Car PR pros voice doubt over consumer poll

ANN ARBOR, MI: A new study showing declining customer satisfaction with US auto brands isn't going to prompt new PR offensives from Detroit, said auto PR executives.

ANN ARBOR, MI: A new study showing declining customer satisfaction with US auto brands isn't going to prompt new PR offensives from Detroit, said auto PR executives.

Rather, they questioned the validity of the study and contended their PR has been effective in attracting buyers to their brands.

The latest Customer Satisfaction Index produced by the University of Michigan business school found that US automakers continue to lag foreign competitors when it comes to customer satisfaction.
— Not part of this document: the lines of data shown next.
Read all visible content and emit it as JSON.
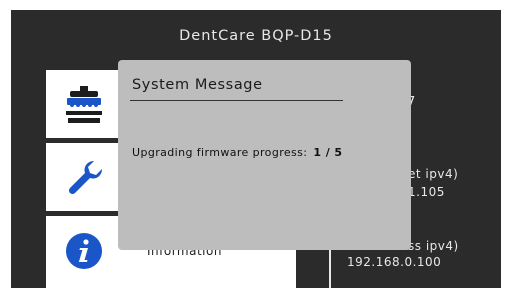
{
  "header": {
    "title": "DentCare BQP-D15"
  },
  "menu": {
    "items": [
      {
        "icon": "dental-chair-icon",
        "label": ""
      },
      {
        "icon": "wrench-icon",
        "label": ""
      },
      {
        "icon": "info-icon",
        "label": "Information"
      }
    ]
  },
  "info_panel": {
    "partial_top": "7",
    "wired_label": "et ipv4)",
    "wired_value": "1.105",
    "wireless_label": "ss ipv4)",
    "wireless_value": "192.168.0.100"
  },
  "dialog": {
    "title": "System Message",
    "message_label": "Upgrading firmware progress:",
    "progress_value": "1 / 5"
  },
  "colors": {
    "background": "#2b2b2b",
    "menu_bg": "#ffffff",
    "icon_blue": "#1a56c8",
    "icon_dark": "#1d1d1d",
    "dialog_bg": "#bdbdbd"
  }
}
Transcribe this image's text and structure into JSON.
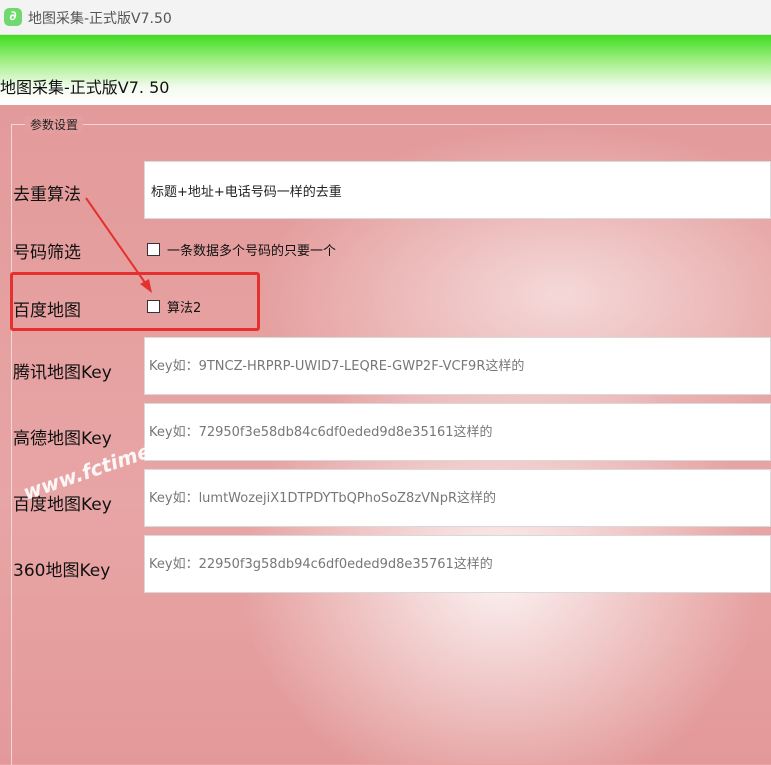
{
  "window": {
    "title": "地图采集-正式版V7.50",
    "app_icon": "leaf-icon"
  },
  "header": {
    "title": "地图采集-正式版V7. 50"
  },
  "params": {
    "group_label": "参数设置",
    "dedup": {
      "label": "去重算法",
      "value": "标题+地址+电话号码一样的去重"
    },
    "phone_filter": {
      "label": "号码筛选",
      "checkbox_label": "一条数据多个号码的只要一个",
      "checked": false
    },
    "baidu_map": {
      "label": "百度地图",
      "checkbox_label": "算法2",
      "checked": false
    },
    "tencent_key": {
      "label": "腾讯地图Key",
      "placeholder": "Key如：9TNCZ-HRPRP-UWID7-LEQRE-GWP2F-VCF9R这样的"
    },
    "gaode_key": {
      "label": "高德地图Key",
      "placeholder": "Key如：72950f3e58db84c6df0eded9d8e35161这样的"
    },
    "baidu_key": {
      "label": "百度地图Key",
      "placeholder": "Key如：lumtWozejiX1DTPDYTbQPhoSoZ8zVNpR这样的"
    },
    "key360": {
      "label": "360地图Key",
      "placeholder": "Key如：22950f3g58db94c6df0eded9d8e35761这样的"
    }
  },
  "watermark": "www.fctime.cn",
  "colors": {
    "header_green": "#3fdc20",
    "background_pink": "#e8a3a3",
    "highlight_red": "#e53030"
  }
}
Jason Vines, VP of Chrysler group communications, said other surveys have shown growing customer satisfaction with Chrysler products.
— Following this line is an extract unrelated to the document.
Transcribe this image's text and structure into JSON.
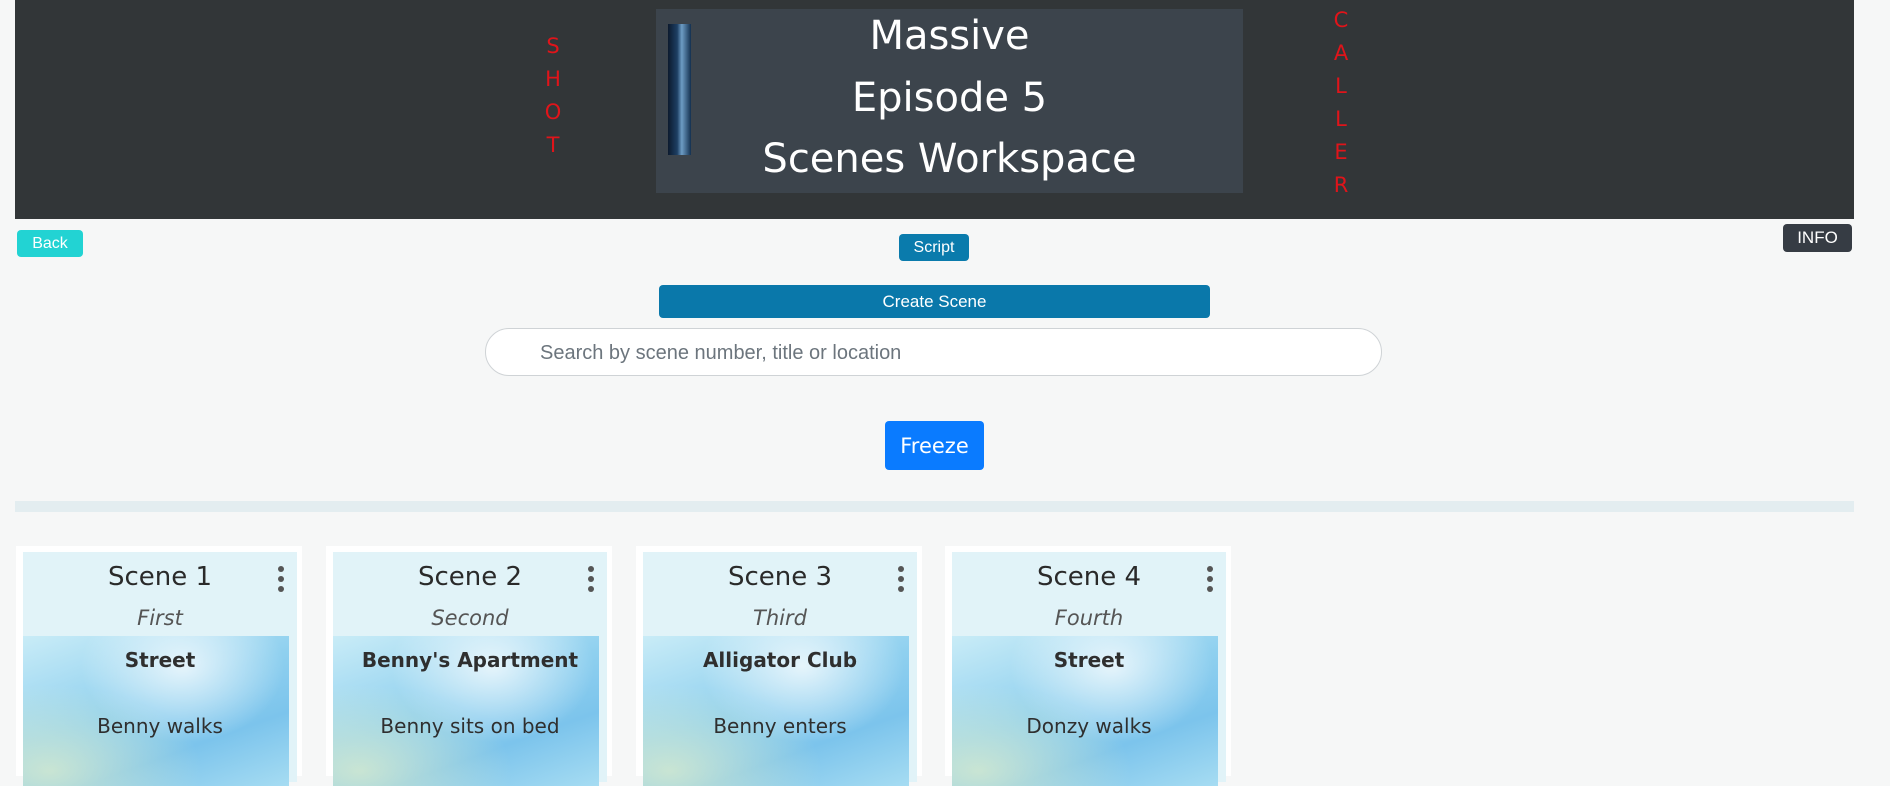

"I have a problem with the report and how they generalize. We know what makes our customers happy. It's hot cars," he said, noting the success of the new Dodge Magnum and Chrysler 300C.

David Reuter, manager of Ford car communications, agreed with Vines.

"We certainly find the study interesting, but it doesn't correlate with a lot of other studies," he said. Ford has been working with its dealers for the past five years to improve customer relations, he added. "I think we are on the right path. The message we're trying to give is we're more competitive."

The auto industry average index score was 79; Pontiac scored a 79, Jeep and Chevrolet a 77, Ford a 76, and Dodge a 75.

American brands that scored above the average included Lincoln/Mercury at 86, Buick and Cadillac at 83, Saturn at 81, and Chrysler, Oldsmobile, and GMC trucks at 80. But most of those brands saw a drop in satisfaction from the survey's results a year ago.

Japanese manufacturers that a decade ago were seen by consumers as quality leaders today are viewed as offering more value in products, said Claes Fornell, the Michigan business professor who oversees the survey used to create the index.

The almost-constant rebates American makers have offered during the recession to keep selling product are giving consumers the perception that American cars are not worth what they're priced at.

"When you use discounts, rebates, and price promotions, there is always the possibility that it backfires in one way or another," Fornell said.

The Customer Satisfaction Index, which was compiled from data gathered in telephone surveys of 80,000 consumers in the second quarter of this year, also looked at customer satisfaction levels for personal computers, appliances, e-businesses, and news organizations.